VERY OBVIOUS SPOILER. It's simultaneously bang obvious and wildly implausible what's going to happen, yet it happens anyway. Carter, planning to seduce Dunne, ends up sincerely falling in love with her ... and (get this, please) he actually gives up his tom-catting to marry her and settle down! Oh, pull the other one.

I had more trouble believing this movie than I did with several other Lowell Sherman vehicles. Irene Done has never dunne (I mean Irene Dunne has never done) a thing for me; I've never found her especially attractive nor especially sexy, and I simply couldn't believe that this millionaire playboy would chuck his sybaritic life for this particular woman. In this movie, Irene Dunne wears a hairstyle that renders her even more unattractive than usual. Further, I had the same credibility issue here that I do with most other movies in which a working-class heroine lands a wealthy husband: we're meant to believe that she sincerely loves him, yet she's fully aware that the huge bulge in his trousers is his bank balance. Since the husband is a playboy who has habitually exploited women, it's hard to believe that he never wonders if perhaps he is being exploited in turn by a gold-digger.

On the positive side, 'Bachelor Apartment' has one of those great old-movie casts with several interesting performers in supporting roles. Claudia Dell and Charles Coleman, both obscure, are excellent here. Perennial dress extra Bess Flowers has a larger role than usual here. Less favourably, Arthur Housman, in the role of a drunk (what a stretch!), does absolutely nothing here that he didn't do better and funnier while cast as a drunk in fifty other movies. Norman Kerry, cast in a supporting role in this early talkie, proves why his stardom ended in silent movies.
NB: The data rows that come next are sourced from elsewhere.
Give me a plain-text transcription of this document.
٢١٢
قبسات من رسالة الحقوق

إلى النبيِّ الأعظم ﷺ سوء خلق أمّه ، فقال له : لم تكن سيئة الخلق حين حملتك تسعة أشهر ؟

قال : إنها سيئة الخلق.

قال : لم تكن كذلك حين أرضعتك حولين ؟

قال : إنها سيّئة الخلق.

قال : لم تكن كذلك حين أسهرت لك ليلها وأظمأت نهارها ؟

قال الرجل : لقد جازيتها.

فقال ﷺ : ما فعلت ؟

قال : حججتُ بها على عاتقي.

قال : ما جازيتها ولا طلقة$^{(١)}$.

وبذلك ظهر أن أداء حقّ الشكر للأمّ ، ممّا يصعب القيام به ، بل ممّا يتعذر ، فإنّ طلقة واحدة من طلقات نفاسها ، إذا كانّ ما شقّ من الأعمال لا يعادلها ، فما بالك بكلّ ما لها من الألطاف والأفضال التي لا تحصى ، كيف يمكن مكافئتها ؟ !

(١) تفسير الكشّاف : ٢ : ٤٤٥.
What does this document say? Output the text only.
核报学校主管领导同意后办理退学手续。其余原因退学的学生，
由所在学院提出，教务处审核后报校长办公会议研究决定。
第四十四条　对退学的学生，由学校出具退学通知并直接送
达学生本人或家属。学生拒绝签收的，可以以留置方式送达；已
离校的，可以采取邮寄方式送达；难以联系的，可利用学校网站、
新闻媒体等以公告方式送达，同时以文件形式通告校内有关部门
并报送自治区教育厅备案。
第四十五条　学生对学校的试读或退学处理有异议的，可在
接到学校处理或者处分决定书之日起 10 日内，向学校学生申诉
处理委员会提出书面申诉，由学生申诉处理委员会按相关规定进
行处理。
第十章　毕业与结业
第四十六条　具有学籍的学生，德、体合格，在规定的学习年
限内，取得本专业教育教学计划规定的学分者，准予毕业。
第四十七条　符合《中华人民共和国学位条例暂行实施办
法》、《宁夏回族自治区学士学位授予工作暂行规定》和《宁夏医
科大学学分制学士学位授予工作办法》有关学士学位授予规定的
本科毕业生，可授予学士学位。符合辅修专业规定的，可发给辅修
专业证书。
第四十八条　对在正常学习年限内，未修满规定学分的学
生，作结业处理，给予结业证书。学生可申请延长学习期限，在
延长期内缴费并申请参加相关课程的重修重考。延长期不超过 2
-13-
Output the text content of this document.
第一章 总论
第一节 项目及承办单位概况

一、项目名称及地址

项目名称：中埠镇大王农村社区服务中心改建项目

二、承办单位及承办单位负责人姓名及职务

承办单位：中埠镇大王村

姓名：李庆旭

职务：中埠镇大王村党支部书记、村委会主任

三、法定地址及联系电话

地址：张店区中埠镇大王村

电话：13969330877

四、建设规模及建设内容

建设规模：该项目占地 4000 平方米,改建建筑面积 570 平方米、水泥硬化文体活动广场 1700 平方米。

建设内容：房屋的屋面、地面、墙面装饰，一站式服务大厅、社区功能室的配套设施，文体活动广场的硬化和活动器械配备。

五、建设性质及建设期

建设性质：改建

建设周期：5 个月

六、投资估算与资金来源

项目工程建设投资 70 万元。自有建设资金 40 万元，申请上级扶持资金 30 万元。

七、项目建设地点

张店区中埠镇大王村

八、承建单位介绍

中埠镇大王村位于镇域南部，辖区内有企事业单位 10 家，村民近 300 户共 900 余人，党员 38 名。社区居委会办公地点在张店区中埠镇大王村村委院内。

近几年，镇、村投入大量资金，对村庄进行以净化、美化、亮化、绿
'Bachelor Apartment' is well-made; Lowell Sherman was an under-rated director, and might conceivably have gone on to greater success behind the camera after he became too old to carry on in skirt-chaser roles. (He died suddenly of pneumonia, aged only 49.) Any film with a Max Steiner score and production by William LeBaron is worthy of attention. When the clichés settle, my rating for this movie is just 6 out of 10.